H: As you were speaking just now about seeing certain subjects addressed as our societies change, it occurred to me that it must have been so wild for you to see AIDS being talked about in a different way decades later.

JT: When I think about AIDS as a phenomenon, I think there’s different ways I look at it. It’s sad to me that so many people, especially young people, aren’t familiar with the NAMES Project AIDS Memorial Quilt, which to me is one of the greatest examples of collaborative folk art ever. That was an instance of art galvanizing folks coming together and supporting each other in their grieving process, in their political process. Sociologically, before AIDS, there was a big division between the women and the men. A lot of lesbian feminists were saying they were done with gay men because they’re just as sexist as the greater culture, et cetera, and they were separatists, and I understood that from their perspective. But when AIDS hit, these same women were there taking these men to their doctor’s appointments, feeding them meals, changing diapers. That had an impact in terms of relationships between gay men and lesbians. The other impact that I think it had was that the general public saw our humanity. And I think it did make it easier for the general population to recognize that, you know what, these are people. Also, the idea of talking about sexually transmitted diseases really changed dramatically. I’ve been in HIV advocacy for almost 30 years, so maybe I was in a bubble, but the fact was that people did not talk about these things. It was considered shameful. There was judgment. And that has changed.

H: You spoke very poetically about envisioning the future for artists and being curious about what’s to come. Is there a message that you would want to send to future Joey Terrill? Where do you see yourself?

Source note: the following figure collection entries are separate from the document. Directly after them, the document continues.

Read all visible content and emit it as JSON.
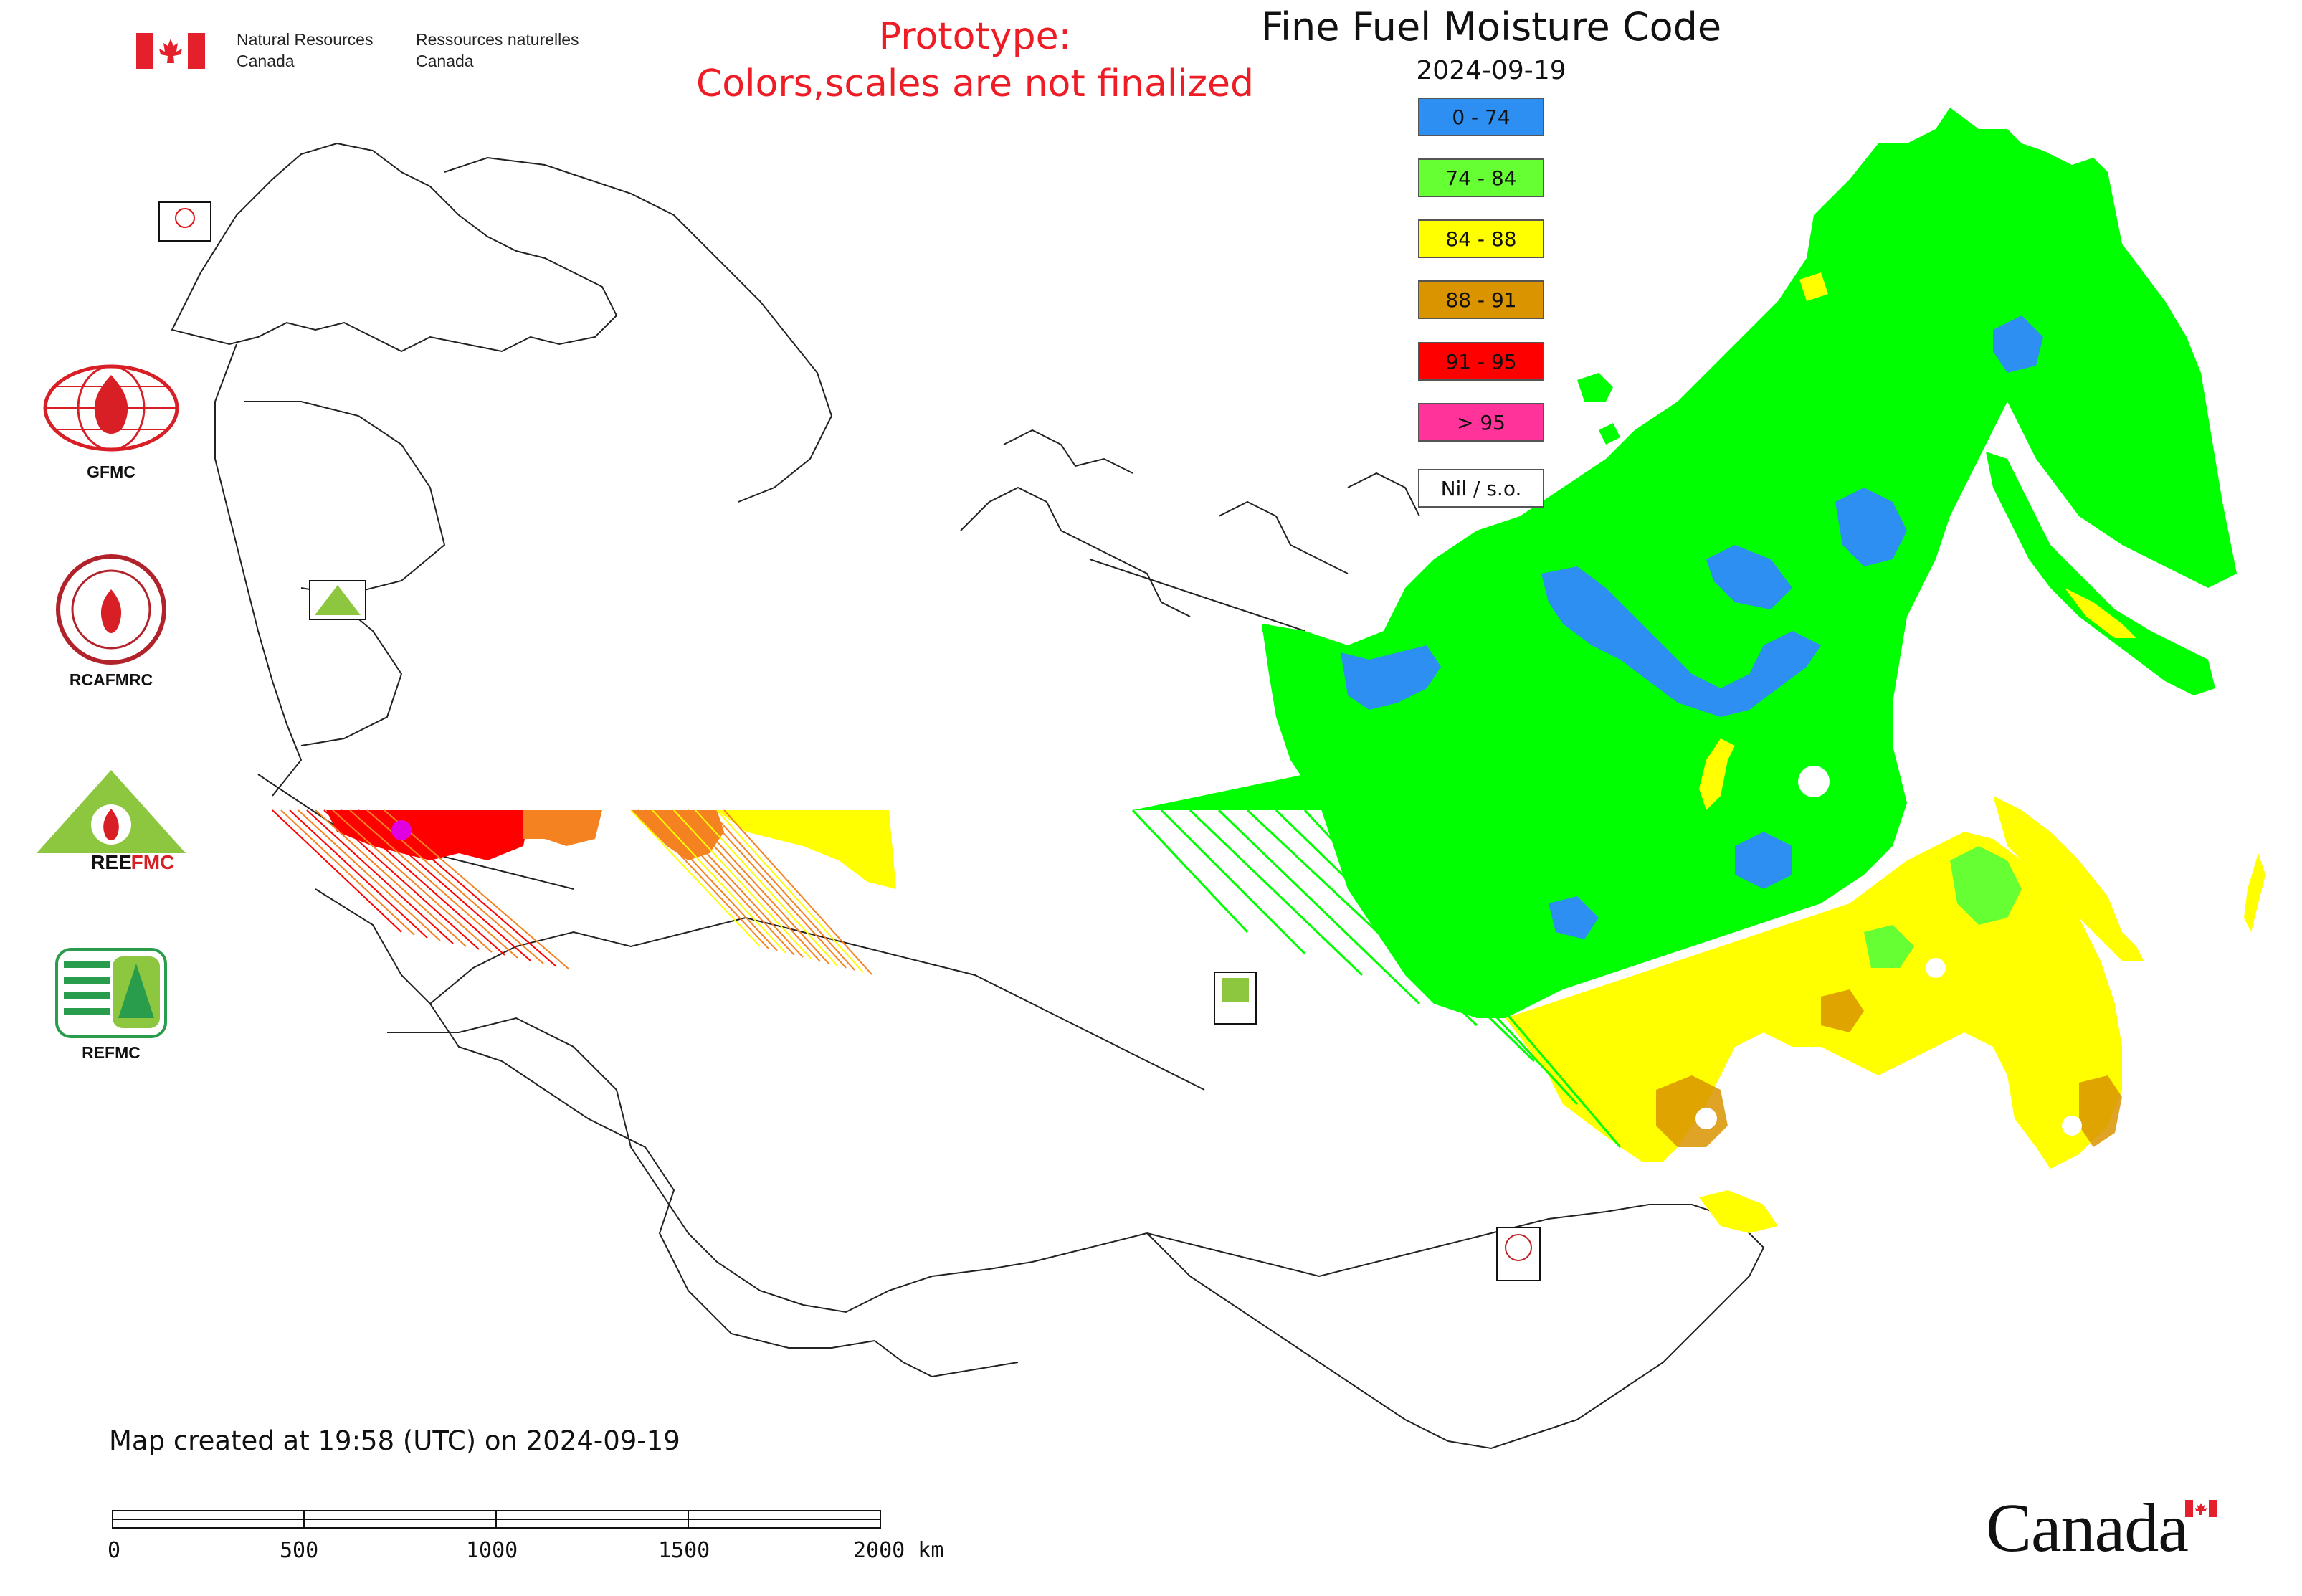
{
  "header": {
    "dept_en_line1": "Natural Resources",
    "dept_en_line2": "Canada",
    "dept_fr_line1": "Ressources naturelles",
    "dept_fr_line2": "Canada",
    "prototype_line1": "Prototype:",
    "prototype_line2": "Colors,scales are not finalized"
  },
  "map": {
    "title": "Fine Fuel Moisture Code",
    "date": "2024-09-19"
  },
  "legend": {
    "items": [
      {
        "label": "0 - 74",
        "color": "#2e8ff2"
      },
      {
        "label": "74 - 84",
        "color": "#66ff33"
      },
      {
        "label": "84 - 88",
        "color": "#ffff00"
      },
      {
        "label": "88 - 91",
        "color": "#d99400"
      },
      {
        "label": "91 - 95",
        "color": "#ff0000"
      },
      {
        "label": "> 95",
        "color": "#ff3399"
      },
      {
        "label": "Nil / s.o.",
        "color": "#ffffff"
      }
    ]
  },
  "logos": {
    "gfmc": "GFMC",
    "rcafmrc": "RCAFMRC",
    "reefmc": "REEFMC",
    "refmc": "REFMC"
  },
  "footer": {
    "created": "Map created at 19:58 (UTC) on 2024-09-19",
    "scale_labels": [
      "0",
      "500",
      "1000",
      "1500",
      "2000 km"
    ],
    "wordmark": "Canada"
  }
}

JT: To my future self — which is, like, tomorrow — I’m going to continue documenting my autobiographical strategy of my community, friends, both alive and those who have passed. That’s a journey I’m going to continue. But now instead of being 25 years old, I’m approaching 70. And truthfully, I’m not quite sure what it’s going to be like five years from now. When I’m 75, I’m not sure what my art will look like, but it intrigues me and I’m thankful that I’m here, I’m alive, and I’m able to make those decisions about my art. Hopefully I can inspire younger artists and the LGBTQ+ community in my own way.